Behavioural phenotypes vary within and among individuals. While early-life experiences have repeatedly been proposed to underpin interactions between these two hierarchical levels, the environmental factors causing such effects remain under-studied. We tested whether an individual's diet affected both its body composition, average behaviour (thereby causing among-individual variation or 'personality') and within-individual variability in behaviour and body weight (thereby causing among-individual differences in residual within-individual variance or 'stability'), using the Southern field cricket Gryllus bimaculatus as a model. We further asked whether effects of diet on the expression of these variance components were sex-specific.
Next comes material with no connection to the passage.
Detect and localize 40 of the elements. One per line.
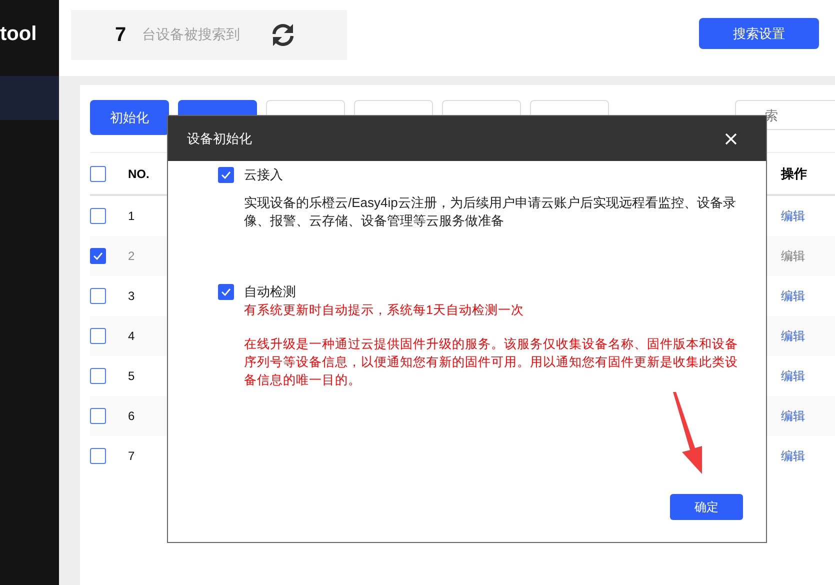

Manipulating both juvenile and adult diet in a full factorial design, individuals were put, in each life-stage, on a diet that was either relatively high in carbohydrates or relatively high in protein. We subsequently measured the expression of multiple behavioural (exploration, aggression and mating activity) and morphological traits (body weight and lipid mass) during adulthood.
Dietary history affected both average phenotype and level of within-individual variability: males raised as juveniles on high-protein diets were heavier, more aggressive, more active during mating, and behaviourally less stable, than conspecifics raised on high-carbohydrate diets. Females preferred more protein in their diet compared to males, and dietary history affected average phenotype and within-individual variability in a sex-specific manner: individuals raised on high-protein diets were behaviourally less stable in their aggressiveness but this effect was only present in males. Diet also influenced individual differences in male body weight, but within-individual variance in female body weight.
This study thereby provides experimental evidence that dietary history explains both heterogeneous residual within-individual variance (i.e., individual variation in 'behavioural stability') and individual differences in average behaviour (i.e., 'personality'), though dietary effects were notably trait-specific. These findings call for future studies integrating proximate and ultimate perspectives on the role of diet in the evolution of repeatedly expressed traits, such as behaviour and body weight.
行为表型在个体内部和个体之间存在差异。虽然早期生活经历一再被认为是这两个层次水平之间相互作用的基础,但导致这种影响的环境因素仍未得到充分研究。我们以双斑蟋作为模型,测试了个体的饮食是否会影响其身体组成、平均行为(从而导致个体间差异或“个性”)以及行为和体重的个体内变异性(从而导致个体间在个体内剩余变异性或“稳定性”方面的差异)。我们还进一步探讨了饮食对这些变异成分表达的影响是否具有性别特异性。
采用完全析因设计,对幼虫和成虫的饮食进行操控,在每个生命阶段,将个体置于碳水化合物含量相对较高或蛋白质含量相对较高的饮食中。随后,我们测量了成虫期多种行为(探索、攻击和交配活动)和形态特征(体重和脂质质量)的表达情况。
饮食史影响了平均表型和个体内变异性水平:幼虫期以高蛋白饮食饲养的雄性比以高碳水化合物饮食饲养的同种个体更重、更具攻击性、交配时更活跃,且行为上更不稳定。与雄性相比,雌性在饮食中更喜欢更多的蛋白质,并且饮食史以性别特异性方式影响平均表型和个体内变异性:以高蛋白饮食饲养的个体在攻击性方面行为上更不稳定,但这种影响仅在雄性中存在。饮食也影响了雄性体重的个体差异,但影响的是雌性体重的个体内变异性。
本研究从而提供了实验证据,表明饮食史既解释了个体内剩余变异性的异质性(即“行为稳定性”的个体差异),也解释了平均行为的个体差异(即“个性”),尽管饮食影响具有显著性状特异性。这些发现呼吁未来开展研究,将饮食在反复表达的性状(如行为和体重)进化中的作用的近端和远端观点整合起来。